Христианство, если оно и было, тесно переплеталось у казаков с воззрениями откровенно языческими. Можно обнаружить здесь и элементы древней тюркской веры — тенгрианства. Некоторые из казаков, подобно староверам-дырникам, через специальные отверстия в восточных стенах изб молились Небу, почитаемому тюрками в качестве верховного божества по имени Тенгри-хан. А ведь тенгрианство — это не что иное, как разновидность древнего монотеизма, ответвлением которого является и иудаизм. Нетрудно заметить сходство этого Тенгри-хана с верховными божествами римлян и греков — Юпитером (Патером, Отцом) и Зевсом (Деусом, тем же Отцом), являющихся вариациями все того же единого Бога-Отца иудеев. Отсутствие у дырников иконопочитания также сближает их с иудеями, не признающими любых изображений Бога.
Казаков вообще считают староверами, и это знаменательно.
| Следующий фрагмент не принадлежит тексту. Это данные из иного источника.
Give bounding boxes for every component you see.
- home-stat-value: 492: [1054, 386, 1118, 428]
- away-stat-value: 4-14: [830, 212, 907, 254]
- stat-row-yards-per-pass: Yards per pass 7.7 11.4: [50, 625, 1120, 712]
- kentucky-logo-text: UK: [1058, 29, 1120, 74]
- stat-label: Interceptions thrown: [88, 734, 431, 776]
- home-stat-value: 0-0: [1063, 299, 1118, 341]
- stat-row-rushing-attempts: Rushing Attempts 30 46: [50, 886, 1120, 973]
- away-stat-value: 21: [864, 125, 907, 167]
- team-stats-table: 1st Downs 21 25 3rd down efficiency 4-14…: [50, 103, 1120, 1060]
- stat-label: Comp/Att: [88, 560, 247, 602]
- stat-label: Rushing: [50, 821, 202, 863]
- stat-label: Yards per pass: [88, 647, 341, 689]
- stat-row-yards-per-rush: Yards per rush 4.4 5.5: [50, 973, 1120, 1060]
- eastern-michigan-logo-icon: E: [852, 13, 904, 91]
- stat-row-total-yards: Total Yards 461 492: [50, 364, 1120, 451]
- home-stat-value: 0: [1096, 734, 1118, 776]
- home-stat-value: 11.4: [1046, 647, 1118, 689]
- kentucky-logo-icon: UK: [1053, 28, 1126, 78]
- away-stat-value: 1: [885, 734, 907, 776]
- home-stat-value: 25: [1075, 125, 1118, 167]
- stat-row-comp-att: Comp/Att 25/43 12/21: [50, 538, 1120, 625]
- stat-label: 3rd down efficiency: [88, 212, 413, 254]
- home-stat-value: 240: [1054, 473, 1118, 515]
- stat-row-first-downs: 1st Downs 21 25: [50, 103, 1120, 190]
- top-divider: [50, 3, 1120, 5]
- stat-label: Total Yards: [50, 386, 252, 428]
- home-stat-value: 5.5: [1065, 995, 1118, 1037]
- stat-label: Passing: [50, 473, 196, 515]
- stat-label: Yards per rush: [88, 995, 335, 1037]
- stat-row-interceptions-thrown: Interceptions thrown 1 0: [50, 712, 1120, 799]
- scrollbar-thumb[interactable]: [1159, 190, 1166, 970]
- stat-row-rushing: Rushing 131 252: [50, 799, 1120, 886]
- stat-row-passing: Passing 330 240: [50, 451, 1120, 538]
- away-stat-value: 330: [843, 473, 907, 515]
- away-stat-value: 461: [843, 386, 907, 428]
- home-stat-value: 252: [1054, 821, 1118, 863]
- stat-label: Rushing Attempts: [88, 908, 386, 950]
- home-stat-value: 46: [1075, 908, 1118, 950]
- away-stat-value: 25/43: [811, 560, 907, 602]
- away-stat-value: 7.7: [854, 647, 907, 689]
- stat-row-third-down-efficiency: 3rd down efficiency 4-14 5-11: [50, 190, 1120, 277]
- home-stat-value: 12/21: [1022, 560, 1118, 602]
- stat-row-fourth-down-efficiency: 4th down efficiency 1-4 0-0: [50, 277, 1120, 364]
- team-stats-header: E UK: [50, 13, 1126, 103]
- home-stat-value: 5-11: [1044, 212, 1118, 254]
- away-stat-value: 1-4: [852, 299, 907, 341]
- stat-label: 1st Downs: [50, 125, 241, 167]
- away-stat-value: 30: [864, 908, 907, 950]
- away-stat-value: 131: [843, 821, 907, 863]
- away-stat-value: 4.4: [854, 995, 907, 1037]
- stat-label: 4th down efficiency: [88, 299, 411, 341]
Я ведь неслучайно называл древнюю веру иудеев «старой верой». Именно таким образом можно подвести под общий знаменатель верования иудеев, римлян и обитателей Русского Поля. Что мешает нам считать хазар, а вслед за ними и казаков, всадническим сословием Римской империи? Ведь и названиями своими они, как было установлено, обязаны римским всадникам — эквитам.
Посмотрим же, что на самом деле представляет собой старая, или древлеправославная, вера и насколько сильны в ней христианские мотивы. Многообразие вариаций и слабая изученность данного явления не позволяют отразить его во всех деталях. Да и вряд ли это необходимо. Достаточно лишь уловить его суть, каковая была православной не совсем в том смысле, какой сейчас вкладывается в это понятие.